Monique showed up at my house last Wednesday, visibly upset. She had gone to pick up her son from a babysitter who also happens to be a good friend of hers. To her surprise, her 12-month-old was drowning in his own urine. The child had been dropped off earlier that morning, along with a handbag stuffed with change of clothes, extra diapers, and wipes. But Monique came back to see her son’s clothes drenched.

“This is the fourth time. I’ve talked to her but she still does it. How can an infant spend the entire day without being changed? I make sure to stuff his diaper bag whenever I’m dropping him off,” she explained, with bloodshot eyes.

Monique’s son is dropped off at the babysitter’s at early as 9:00AM and is picked up as late as 8:00PM, Monday through Friday. She works as a senior beauty consultant/makeup artist at a leading beauty brand in Bethesda, MD.

Unfortunately, her child’s nanny is the ideal ‘I-don’t-care’ type who’s only interested in being paid for doing practically nothing. For 11 hours, this one-year-old is left to roam the babysitter’s living room, falling asleep whenever and wherever he can, waking up in wet diapers and waiting around for mommy’s return.

Interestingly, however, Monique’s experience with this nanny is not an isolated case.

Affordable Care

Most African babysitters provide affordable services

A Mousso d’Afrika investigation has found that this babysitter’s strategic location in the neighborhood makes her the go-to for nearly every African mother looking for alternative childcare. Being an immigrant from West Africa further polishes her competitive advantage —making her the perfect babysitter in the area. Majority  of her customers are themselves immigrant mothers looking for affordable childcare, even though her services are awful. 

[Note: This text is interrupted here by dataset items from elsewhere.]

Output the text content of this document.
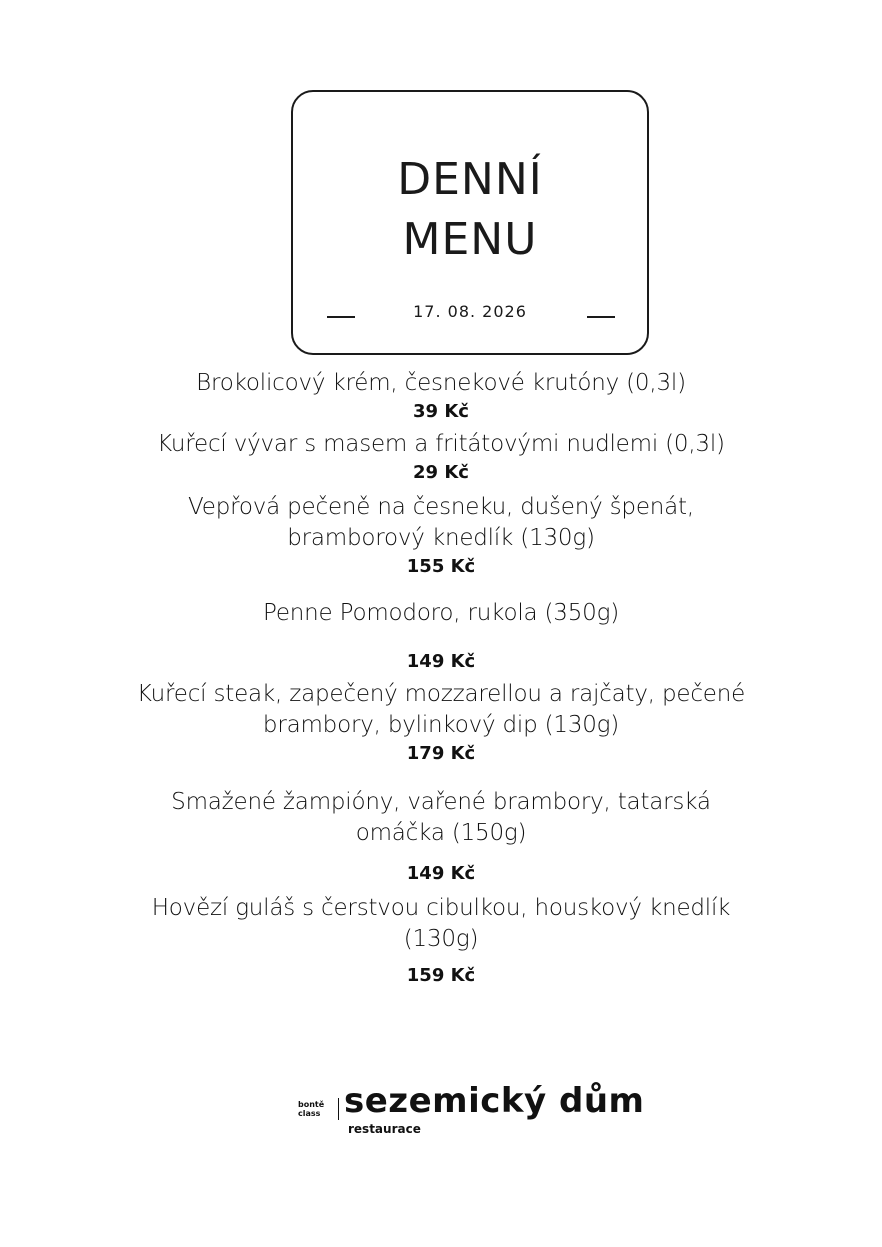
DENNÍ
MENU
17. 08. 2026
Brokolicový krém, česnekové krutóny (0,3l)
39 Kč
Kuřecí vývar s masem a fritátovými nudlemi (0,3l)
29 Kč
Vepřová pečeně na česneku, dušený špenát, bramborový knedlík (130g)
155 Kč
Penne Pomodoro, rukola (350g)
149 Kč
Kuřecí steak, zapečený mozzarellou a rajčaty, pečené brambory, bylinkový dip (130g)
179 Kč
Smažené žampióny, vařené brambory, tatarská omáčka (150g)
149 Kč
Hovězí guláš s čerstvou cibulkou, houskový knedlík (130g)
159 Kč
bontě
class sezemický dům
restaurace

“She keeps our babies dirty, and that hurts. What a woman, and a mother, does that? This woman is a mother of three children. So, she knows and understands what it means to properly care for a child,” a not-so-happy customer noted.

But soaring daycare rates compel most immigrant mothers, especially African moms, to solicit alternative childcare, such as low-cost babysitters, though the service may be appalling.

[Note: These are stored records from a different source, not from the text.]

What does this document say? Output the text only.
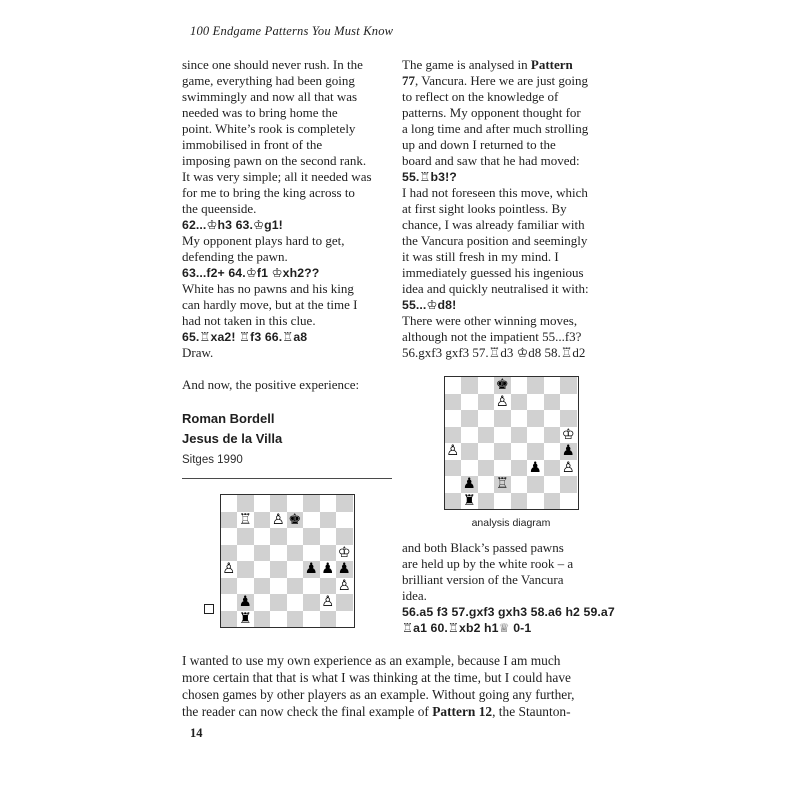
100 Endgame Patterns You Must Know
since one should never rush. In the
game, everything had been going
swimmingly and now all that was
needed was to bring home the
point. White’s rook is completely
immobilised in front of the
imposing pawn on the second rank.
It was very simple; all it needed was
for me to bring the king across to
the queenside.
62...♔h3 63.♔g1!
My opponent plays hard to get,
defending the pawn.
63...f2+ 64.♔f1 ♔xh2??
White has no pawns and his king
can hardly move, but at the time I
had not taken in this clue.
65.♖xa2! ♖f3 66.♖a8
Draw.
And now, the positive experience:
Roman Bordell
Jesus de la Villa
Sitges 1990
♖ ♙ ♚
♔
♙	♟ ♟ ♟
♙
♟	♙
♜
The game is analysed in Pattern
77, Vancura. Here we are just going
to reflect on the knowledge of
patterns. My opponent thought for
a long time and after much strolling
up and down I returned to the
board and saw that he had moved:
55.♖b3!?
I had not foreseen this move, which
at first sight looks pointless. By
chance, I was already familiar with
the Vancura position and seemingly
it was still fresh in my mind. I
immediately guessed his ingenious
idea and quickly neutralised it with:
55...♔d8!
There were other winning moves,
although not the impatient 55...f3?
56.gxf3 gxf3 57.♖d3 ♔d8 58.♖d2
♚
♙
♔
♙	♟
♟ ♙
♟ ♖
♜
analysis diagram
and both Black’s passed pawns
are held up by the white rook – a
brilliant version of the Vancura
idea.
56.a5 f3 57.gxf3 gxh3 58.a6 h2 59.a7
♖a1 60.♖xb2 h1♕ 0-1
I wanted to use my own experience as an example, because I am much
more certain that that is what I was thinking at the time, but I could have
chosen games by other players as an example. Without going any further,
the reader can now check the final example of Pattern 12, the Staunton-
14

For instance, in Gaithersburg, MD, regular daycare fees start at $300 per week for preschoolers. That’s a total of $1,200 per month, compare to $300 or $400 spent on babysitters monthly.  Besides, the $1,200 average monthly daycare fee is way beyond the operating budgets of most immigrant moms making anywhere between $9 to $14 an hour.

On average, babysitters of the African immigrant community of Gaithersburg charge $15 per child, per day. Monique’s babysitter charges $15 per child (ages 5 to 10) and $20 per toddler. And with nearly 20 children making the rounds at her house on a daily basis, one can safely say that this nanny nets nearly $2000 in babysitting fees daily.

“Yet, she refuses to properly care for our kids. Granted, toddlers will get messy when they play. But if our kids consistently need changing when we pick them up, or are always soaking in their own urine, that’s a problem,” Hady, another frustrated mother, told Mousso d’Afrika in an exclusive interview.

Well, if your babysitter can’t take care of the basics, that’s a sign that she’s just too lazy to meet your child’s needs. 

Here’s a question to mothers: what would you do if you were Monique? Fire the old and hire a new babysitter? Let us know your thoughts by dropping a comment below..

……stay tuned for more

2 Replies to “Babysitters: Curse or Cure?”

  1. I will immediately fire her and find a new one. There is a need for African communities to train the wannabe and current babysitters about the basics standard of baby sitting in the neighborhood and discourage this from of child abuse.
    My wife is a child development expert and we struggle with our child care. However we would rather struggle with the expensive child than take our innocent child to someone we know isn’t treating her right

    1. I agree. I would rather spend and have a happy child than be cheap for a miserable experience. Why settle for cheap or less? Besides, cheap can be expensive.